In the first step, the C indentation mechanism looks at the line before the one you are currently indenting and determines the syntactic components of the construct on that line. It builds a list of these syntactic components, each of which contains a syntactic symbol and sometimes also a buffer position. Some syntactic symbols describe grammatical elements, for example statement and substatement; others describe locations amidst grammatical elements, for example class-open and knr-argdecl.

Conceptually, a line of C code is always indented relative to the indentation of some line higher up in the buffer. This is represented by the buffer positions in the syntactic component list.

Here is an example. Suppose we have the following code in a C++ mode buffer (the line numbers don't actually appear in the buffer):

1: void swap (int& a, int& b)
2: {
3:   int tmp = a;
4:   a = b;
5:   b = tmp;
6: }

If you type C-c C-s (which runs the command c-show-syntactic-information) on line 4, it shows the result of the indentation mechanism for that line:

((statement . 32))

This indicates that the line is a statement and it is indented relative to buffer position 32, which happens to be the `i' in int on line 3. If you move the cursor to line 3 and type C-c C-s, it displays this:

((defun-block-intro . 28))

This indicates that the int line is the first statement in a block, and is indented relative to buffer position 28, which is the brace just after the function header.

Here is another example:

1: int add (int val, int incr, int doit)
2: {
3:   if (doit)
4:     {
5:       return (val + incr);
6:     }
7:   return (val);
8: }

Typing C-c C-s on line 4 displays this:

((substatement-open . 43))

This says that the brace opens a substatement block. By the way, a substatement indicates the line after an if, else, while, do, switch, for, try, catch, finally, or synchronized statement.
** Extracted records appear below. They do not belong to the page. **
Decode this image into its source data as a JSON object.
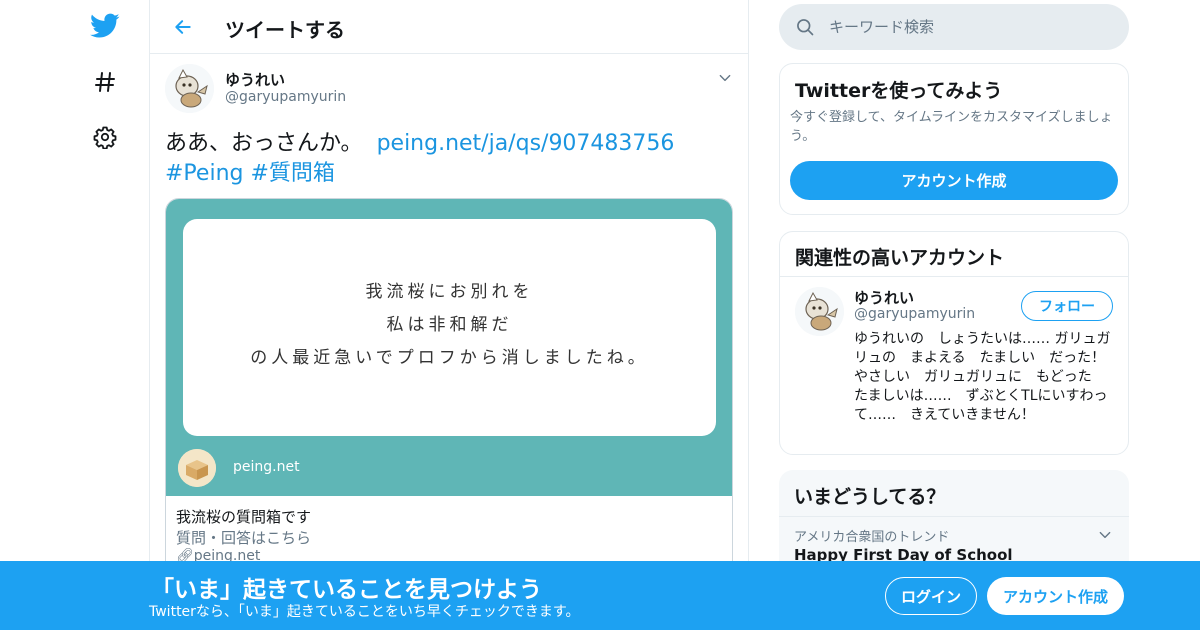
{
  "colors": {
    "accent": "#1da1f2",
    "link": "#1b95e0",
    "card_bg": "#5fb6b6",
    "text_primary": "#14171a",
    "text_secondary": "#657786",
    "border": "#e6ecf0"
  },
  "left_nav": {
    "items": [
      {
        "name": "twitter-logo-icon"
      },
      {
        "name": "hashtag-icon"
      },
      {
        "name": "gear-icon"
      }
    ]
  },
  "header": {
    "back_icon": "arrow-left-icon",
    "title": "ツイートする"
  },
  "tweet": {
    "author": {
      "name": "ゆうれい",
      "handle": "@garyupamyurin"
    },
    "text": "ああ、おっさんか。",
    "link": "peing.net/ja/qs/907483756",
    "hashtags": [
      "#Peing",
      "#質問箱"
    ],
    "card": {
      "image_lines": [
        "我流桜にお別れを",
        "私は非和解だ",
        "の人最近急いでプロフから消しましたね。"
      ],
      "image_brand": "peing.net",
      "title": "我流桜の質問箱です",
      "description": "質問・回答はこちら",
      "domain": "peing.net"
    }
  },
  "search": {
    "placeholder": "キーワード検索"
  },
  "signup_panel": {
    "title": "Twitterを使ってみよう",
    "subtitle": "今すぐ登録して、タイムラインをカスタマイズしましょう。",
    "button_label": "アカウント作成"
  },
  "related_panel": {
    "title": "関連性の高いアカウント",
    "account": {
      "name": "ゆうれい",
      "handle": "@garyupamyurin",
      "follow_label": "フォロー",
      "bio": "ゆうれいの　しょうたいは…… ガリュガリュの　まよえる　たましい　だった！ やさしい　ガリュガリュに　もどった　たましいは……　ずぶとくTLにいすわって……　きえていきません！"
    }
  },
  "trends_panel": {
    "title": "いまどうしてる？",
    "items": [
      {
        "context": "アメリカ合衆国のトレンド",
        "name": "Happy First Day of School"
      }
    ]
  },
  "bottom_bar": {
    "headline": "「いま」起きていることを見つけよう",
    "subtitle": "Twitterなら、「いま」起きていることをいち早くチェックできます。",
    "login_label": "ログイン",
    "signup_label": "アカウント作成"
  }
}
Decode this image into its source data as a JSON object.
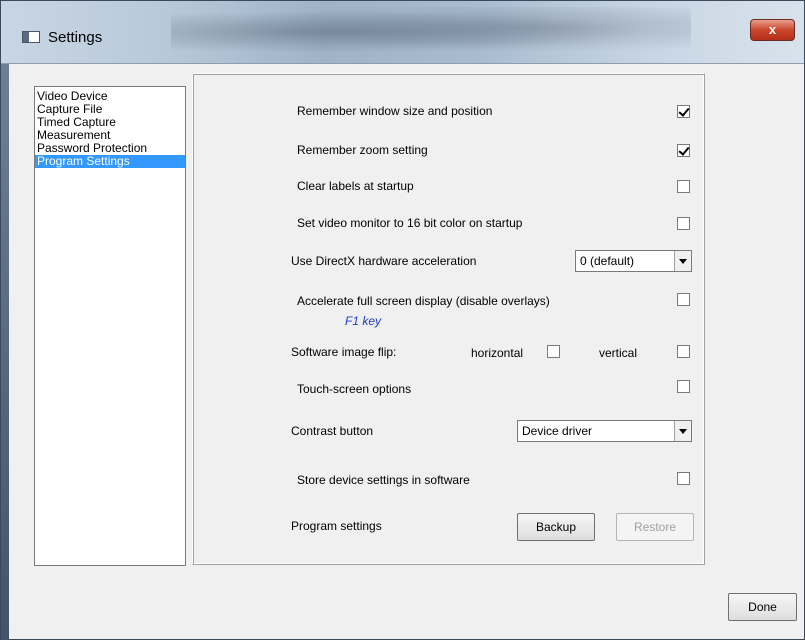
{
  "window": {
    "title": "Settings",
    "close_label": "x"
  },
  "nav": {
    "items": [
      {
        "label": "Video Device"
      },
      {
        "label": "Capture File"
      },
      {
        "label": "Timed Capture"
      },
      {
        "label": "Measurement"
      },
      {
        "label": "Password Protection"
      },
      {
        "label": "Program Settings",
        "selected": true
      }
    ]
  },
  "settings": {
    "remember_window": {
      "label": "Remember window size and position",
      "checked": true
    },
    "remember_zoom": {
      "label": "Remember zoom setting",
      "checked": true
    },
    "clear_labels": {
      "label": "Clear labels at startup",
      "checked": false
    },
    "video_monitor_16bit": {
      "label": "Set video monitor to 16 bit color on startup",
      "checked": false
    },
    "directx": {
      "label": "Use DirectX hardware acceleration",
      "value": "0 (default)"
    },
    "accelerate_fullscreen": {
      "label": "Accelerate full screen display (disable overlays)",
      "hint": "F1 key",
      "checked": false
    },
    "image_flip": {
      "label": "Software image flip:",
      "horizontal_label": "horizontal",
      "horizontal_checked": false,
      "vertical_label": "vertical",
      "vertical_checked": false
    },
    "touch_screen": {
      "label": "Touch-screen options",
      "checked": false
    },
    "contrast_button": {
      "label": "Contrast button",
      "value": "Device driver"
    },
    "store_device": {
      "label": "Store device settings in software",
      "checked": false
    },
    "program_settings": {
      "label": "Program settings",
      "backup_label": "Backup",
      "restore_label": "Restore"
    }
  },
  "footer": {
    "done_label": "Done"
  }
}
Within the C indentation commands, after a line has been analyzed syntactically for indentation, the variable c-syntactic-context contains a list that describes the results. Each element in this list is a syntactic component: a cons cell containing a syntactic symbol and (optionally) its corresponding buffer position. There may be several elements in a component list; typically only one element has a buffer position.